Kılıçdaroğlu referandumla ilgili sorular sorarak, konuşmasını şöyle sürdürdü:
"Birinci sorumuz şu? Muhtar olarak değil, aza olarak değil, sade bir vatandaş olarak cumhurbaşkanının taraflı mı, tarafsız mı olmasını istersiniz? Birinci sorumuz bu? Cumhurbaşkanı tarafsız mı, yoksa partizan mı olmalı? Başkan 80 milyonu mu temsil etmeli, sadece kendisine oy veren partilinin üyelerini mi temsil etmeli? Bunun partilerle ilgili veya kişilerle ilgisi var mı? Hayır. o zaman tercih yaparken oy kullanırken bunu düşüneceğiz. Derseniz ki biz tarafsız bir cumhurbaşkanı istemiyoruz cumhurbaşkanı aynı zamanda partisinin genel başkanı olsun, tarafsız olmasın o zaman gideceksiniz sandıkta evet oyu kullanacaksınız. Hayır cumhurbaşkanı tarafsız olmalı, devletin sigortası olmalı, bir sorun olduğunda bütün siyasi partileri gerekirse davet etmeli, o sorunları dinlemeli ortak aklı egemen kılmalı o nedenle tarafsız olmalı diyorsanız gideceksiniz hayır oyu kullanacaksınız. Bunun partilerle bir ilgisi yok. Olayı bir parti çekişmesi haline getirmek yanlış. Anayasa bir partinin anayasası değil, hepimizin anayasası. Bu konuda kafamızda tartacağız, akıl süzgecimizden geçireceğiz ve sandığa öyle gideceğiz. Soru iki sayın cumhurbaşkanı diyelim Afrika'ya ziyarete gitti veya hastalandı veya Allah uzun ömür versin gün geldi vefat etti, yerine kim refakat edecek. Bugün ki modelde sayın cumhurbaşkanı koltuğundan ayrıldığında yerine TBMM başkanı gelir ve vekalet eder. Neden? TBMM başkanı seçimle gelmiştir. TBMM başkanı seçimle gelmiştir, iki milletvekilidir, üç tarafsızdır dört grubu olan siyasi partilere eşit mesafededir."

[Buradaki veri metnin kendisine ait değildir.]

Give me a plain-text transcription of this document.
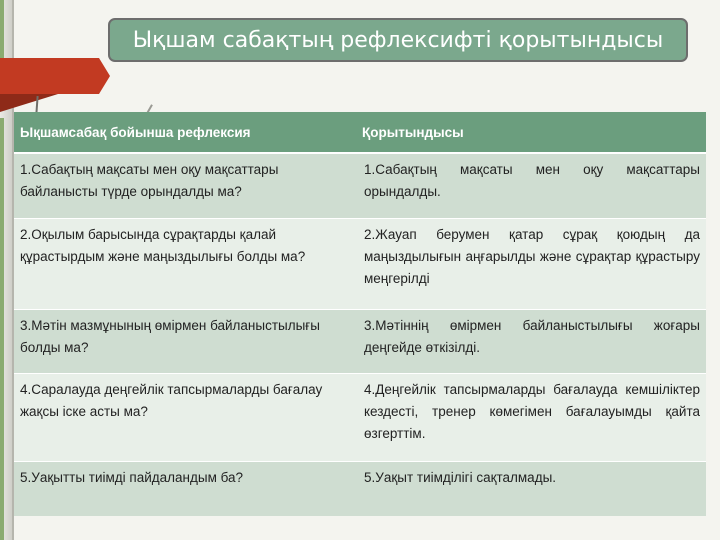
Ықшам сабақтың рефлексифті қорытындысы
Ықшамсабақ бойынша рефлексия	Қорытындысы
1.Сабақтың мақсаты мен оқу мақсаттары байланысты түрде орындалды ма?	1.Сабақтың мақсаты мен оқу мақсаттары орындалды.
2.Оқылым барысында сұрақтарды қалай құрастырдым және маңыздылығы болды ма?	2.Жауап берумен қатар сұрақ қоюдың да маңыздылығын аңғарылды және сұрақтар құрастыру меңгерілді
3.Мәтін мазмұнының өмірмен байланыстылығы болды ма?	3.Мәтіннің өмірмен байланыстылығы жоғары деңгейде өткізілді.
4.Саралауда деңгейлік тапсырмаларды бағалау жақсы іске асты ма?	4.Деңгейлік тапсырмаларды бағалауда кемшіліктер кездесті, тренер көмегімен бағалауымды қайта өзгерттім.
5.Уақытты тиімді пайдаландым ба?	5.Уақыт тиімділігі сақталмады.
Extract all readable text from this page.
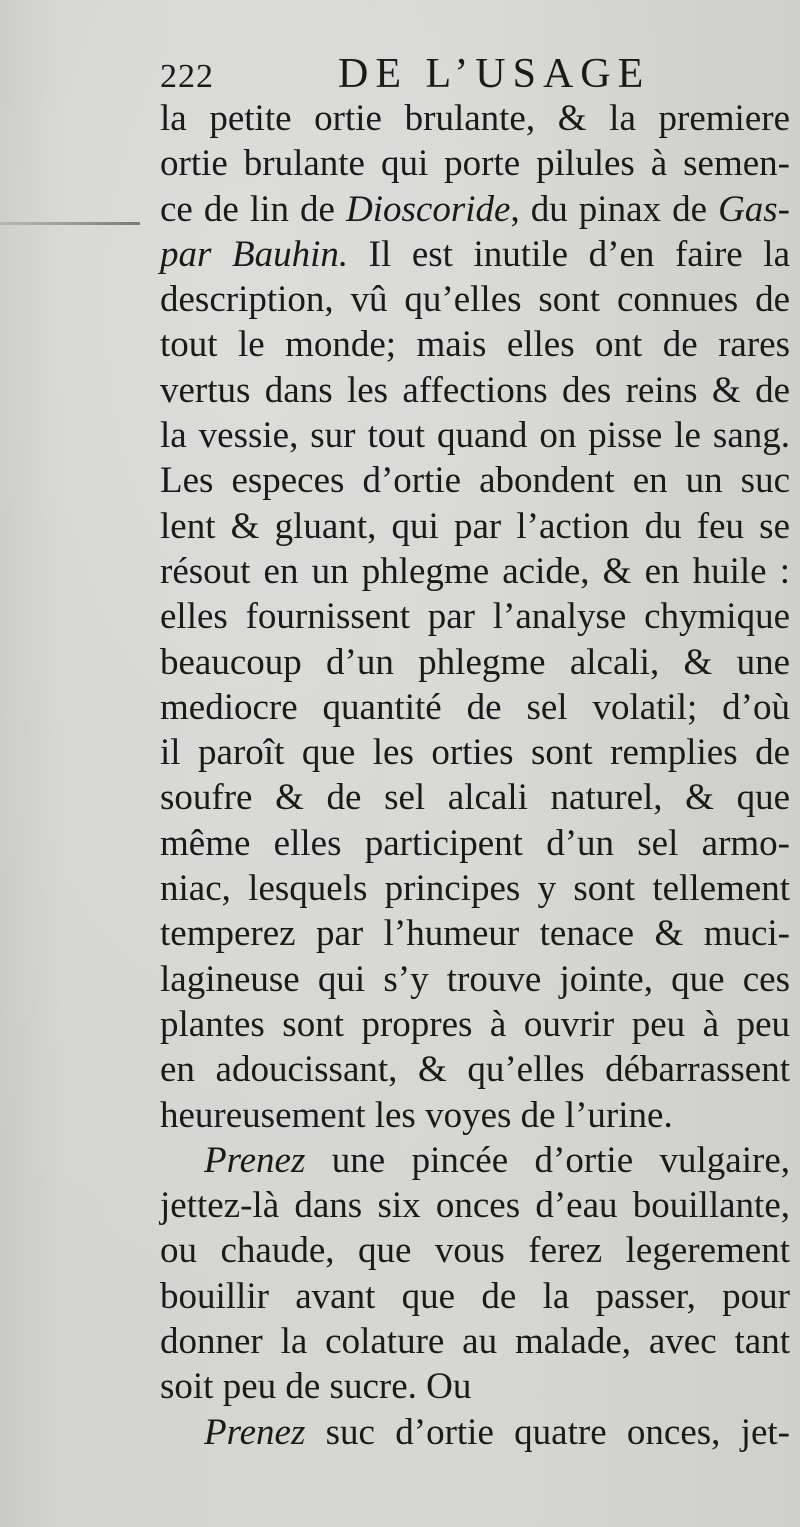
222	DE L’USAGE
la petite ortie brulante, & la premiere
ortie brulante qui porte pilules à semen-
ce de lin de Dioscoride, du pinax de Gas-
par Bauhin. Il est inutile d’en faire la
description, vû qu’elles sont connues de
tout le monde; mais elles ont de rares
vertus dans les affections des reins & de
la vessie, sur tout quand on pisse le sang.
Les especes d’ortie abondent en un suc
lent & gluant, qui par l’action du feu se
résout en un phlegme acide, & en huile :
elles fournissent par l’analyse chymique
beaucoup d’un phlegme alcali, & une
mediocre quantité de sel volatil; d’où
il paroît que les orties sont remplies de
soufre & de sel alcali naturel, & que
même elles participent d’un sel armo-
niac, lesquels principes y sont tellement
temperez par l’humeur tenace & muci-
lagineuse qui s’y trouve jointe, que ces
plantes sont propres à ouvrir peu à peu
en adoucissant, & qu’elles débarrassent
heureusement les voyes de l’urine.
Prenez une pincée d’ortie vulgaire,
jettez-là dans six onces d’eau bouillante,
ou chaude, que vous ferez legerement
bouillir avant que de la passer, pour
donner la colature au malade, avec tant
soit peu de sucre. Ou
Prenez suc d’ortie quatre onces, jet-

Kılıçdaroğlu, Türkiye'yi seçimle gelmeyenlerin temsil ettiği dönemlerin darbe dönemleri olduğunu belirterek, şöyle konuştu:
"Dolayısıyla cumhurbaşkanı olmadığında TBMM başkanı yerine vekalet eder. Gelen değişiklikte başkan yerinden ayrılırsa resmi ziyaret veya başka bir şekilde ayrılırsa yerine seçimle gelmeyen bir başkan yardımcısı vekalet edecek. Başkan yardımcısı kim? Seçimle mi geliyor? Hayır. O zaman şu soruyu kendi vicdanımıza soracağız. Türkiye Cumhuriyeti'ni seçimle gelmeyen biri temsil edebilir mi? Ne zaman temsil etmiştir? Türkiye Cumhuriyeti'ni seçimle gelmeyenlerin temsil ettiği dönemler darbe dönemleridir. Kenan Evren geldi darbeyi yaptı, başkan oldu. Seçimle mi geldi? Hayır. O zaman şu soruyu soracağız. Sayın cumhurbaşkanını milletin aynı zamanda parlamentonun seçtiği TBMM başkanı mı temsil etmeli, yoksa seçimle gelmeyen biri mi temsil etmeli? Diyorsanız ki seçimle gelmeyen biri temsil etsin o zaman gidip 'Evet' oyu kullanacaksınız. Seçimle gelen birisi, TBMM başkanı milli irade temsil etsin diyorsanız gideceksiniz 'Hayır' oyu kullanacaksınız. Bunun partilerle bir ilgisi yok kişilerle de ilgisi yok. Bu tamamen demokrasi tercihi. Oturup düşüneceksiniz ve vicdan terazisinde tartıp oyunuzu öyle kullanacaksınız. Bu kadar basit."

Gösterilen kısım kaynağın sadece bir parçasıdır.